Le RGPD exige que tout traitement de données repose sur une base légale (6 RGPD). Google indique qu’elle se fonde sur le consentement pour les traites de la personnalisation de la publicité (la CNIL excluant d’ailleurs un intérêt légitime prépondérant de la société). Au vu des manquements en matière de transparence, la CNIL retient que le consentement ne peut pas être suffisamment éclairé. L’information sur ces traitements, diluée dans plusieurs documents ne permet pas à l’utilisateur de prendre conscience de leur ampleur, en particulier de la pluralité des services, sites et applications concernées (Google Search, YouTube, Google Home, Google Maps, Playstore, Google Photo…) et donc du volume de données traitées et combinées.

La CNIL constate encore que le consentement n’est pas spécifique et univoque. A la création de son compte, l’utilisateur est invité à consentir en bloc à toutes les finalités et le consentement n’est pas spécifique à chaque finalité. Un consentement en bloc ne serait envisageable que si l’utilisateur a la possibilité de «tout accepter» ou «tout refuser». Finalement, ce n’est que si l’utilisateur clique sur le paramètre «plus d’options» qu’il peut constater que certaines cases sont précochées.

La sanction prononcée

Pour la CNIL, les manquements constatés sont graves car ils privent les utilisateurs de garanties fondamentales. Elle souligne en outre l’ampleur des traitements (volume considérable de données et grande variété de services) et le fait que les manquements retenus perdurent à ce jour. Le modèle économique de la société implique aussi une attention toute particulière à la responsabilité qui lui incombe au titre du RGPD.

Le RGPD prévoit que les amendes administratives peuvent s’élever jusqu’à 20 millions d’euros ou, dans le cas d’une entreprise, jusqu’à 4 % du chiffre d’affaires annuel mondial total de l’exercice précédent, le montant le plus élevé étant retenu. Dans le cas de Google, la CNIL a retenu un chiffre d’affaires en 2017 de 109, 7 milliards de dollars US, soit une amende maximale de 3, 86 milliards d’euros.

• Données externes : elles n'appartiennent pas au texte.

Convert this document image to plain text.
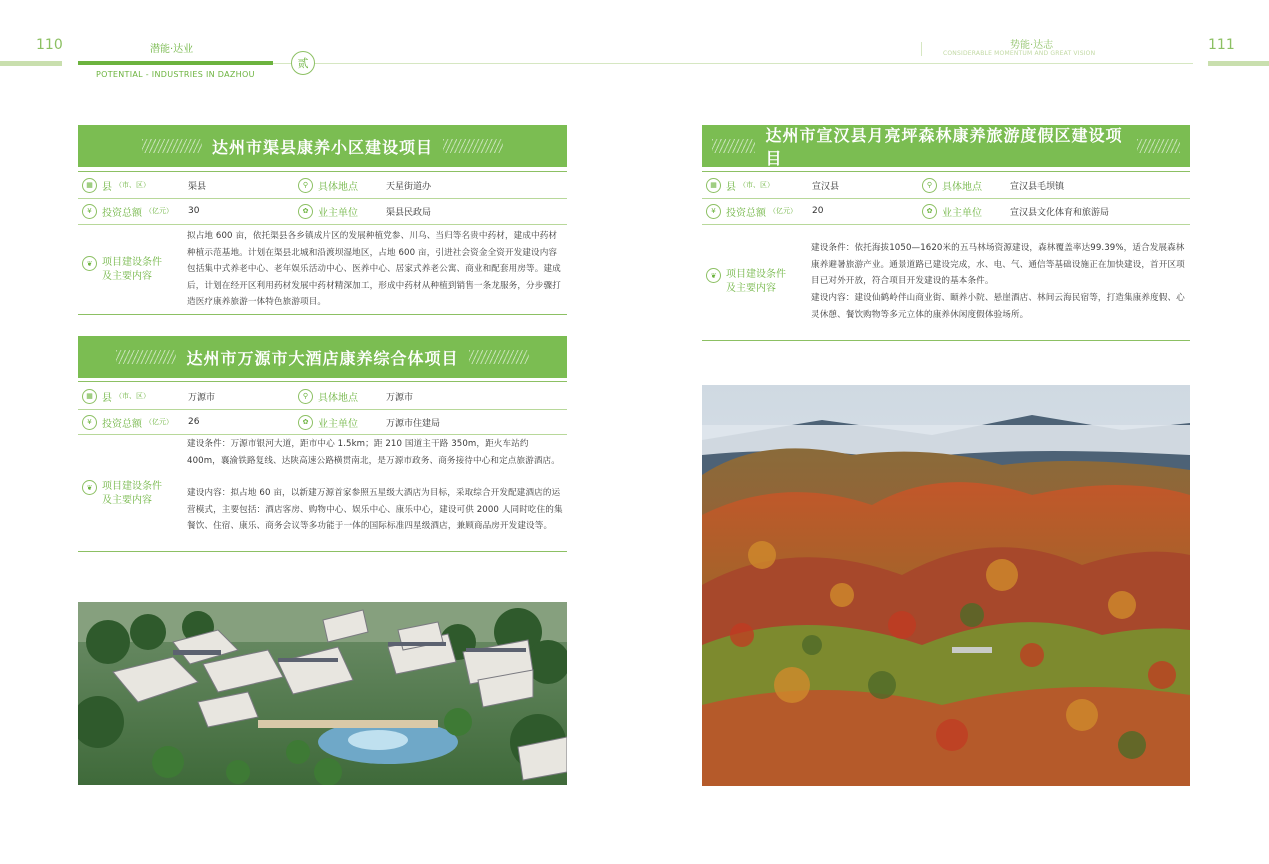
110	潜能·达业
POTENTIAL - INDUSTRIES IN DAZHOU
贰
势能·达志
CONSIDERABLE MOMENTUM AND GREAT VISION
111
达州市渠县康养小区建设项目
▦ 县 （市、区）	渠县	⚲ 具体地点	天星街道办
¥	投资总额 （亿元） 30	✿ 业主单位	渠县民政局
❦ 项目建设条件
及主要内容
拟占地 600 亩，依托渠县各乡镇成片区的发展种植党参、川乌、当归等名贵中药材，建成中药材种植示范基地。计划在渠县北城和沿渡坝湿地区，占地 600 亩，引进社会资金全资开发建设内容包括集中式养老中心、老年娱乐活动中心、医养中心、居家式养老公寓、商业和配套用房等。建成后，计划在经开区利用药材发展中药材精深加工，形成中药材从种植到销售一条龙服务，分步骤打造医疗康养旅游一体特色旅游项目。
达州市万源市大酒店康养综合体项目
▦ 县 （市、区）	万源市	⚲ 具体地点	万源市
¥	投资总额 （亿元） 26	✿ 业主单位	万源市住建局
❦ 项目建设条件
及主要内容
建设条件：万源市银河大道，距市中心 1.5km；距 210 国道主干路 350m，距火车站约 400m，襄渝铁路复线、达陕高速公路横贯南北，是万源市政务、商务接待中心和定点旅游酒店。
建设内容：拟占地 60 亩，以新建万源首家参照五星级大酒店为目标，采取综合开发配建酒店的运营模式，主要包括：酒店客房、购物中心、娱乐中心、康乐中心，建设可供 2000 人同时吃住的集餐饮、住宿、康乐、商务会议等多功能于一体的国际标准四星级酒店，兼顾商品房开发建设等。
达州市宣汉县月亮坪森林康养旅游度假区建设项目
▦ 县 （市、区）	宣汉县	⚲ 具体地点	宣汉县毛坝镇
¥	投资总额 （亿元） 20	✿ 业主单位	宣汉县文化体育和旅游局
❦ 项目建设条件
及主要内容
建设条件：依托海拔1050—1620米的五马林场资源建设，森林覆盖率达99.39%，适合发展森林康养避暑旅游产业。通景道路已建设完成，水、电、气、通信等基础设施正在加快建设，首开区项目已对外开放，符合项目开发建设的基本条件。
建设内容：建设仙鹤岭伴山商业街、颐养小院、悬崖酒店、林间云海民宿等，打造集康养度假、心灵休憩、餐饮购物等多元立体的康养休闲度假体验场所。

La formation restreinte condamne donc la société à une amende de 50 millions d’euros, sans mise en demeure préalable, et choisi de rendre publique la condamnation.

Commentaire

De nouvelles Règles de confidentialité sont entrées en vigueur aujourd’hui et devraient clarifier un peu l’utilisation des données par Google. Google Ireland Ltd est clairement désigné comme le responsable du traitement pour les utilisateurs résidant dans l’Espace économique européen ou en Suisse. On peut toutefois se demander si, malgré les efforts de Google, les exigences du RGPD peuvent être atteints, ou si la complexité et la multitude des traitements (et croisements de données) ne rendent simplement pas cet exercice de transparence impossible, ce qui contraindrait de fait Google à revoir la manière de traiter les données.

S’agissant de la procédure, on peut aussi se demander si le fait qu’un établissement principal ne soit pas désigné laisse, comme le pense la CNIL, la compétence à toutes les autorités parallèlement, ou si au contraire elle aurait dû préalablement définir quel était l’établissement principal.

La décision est sujette à recours et il ne fait guère de doutes que toutes les voies de recours seront exploitées, ce qui apportera d’autres réponses. La CNIL aura aussi tout loisir de mener d’autres procédures, pour traiter des questions qu’elle n’a pas abordées dans ce premier contrôle restreint, qui avait certainement pour vocation première de rendre rapidement une décision.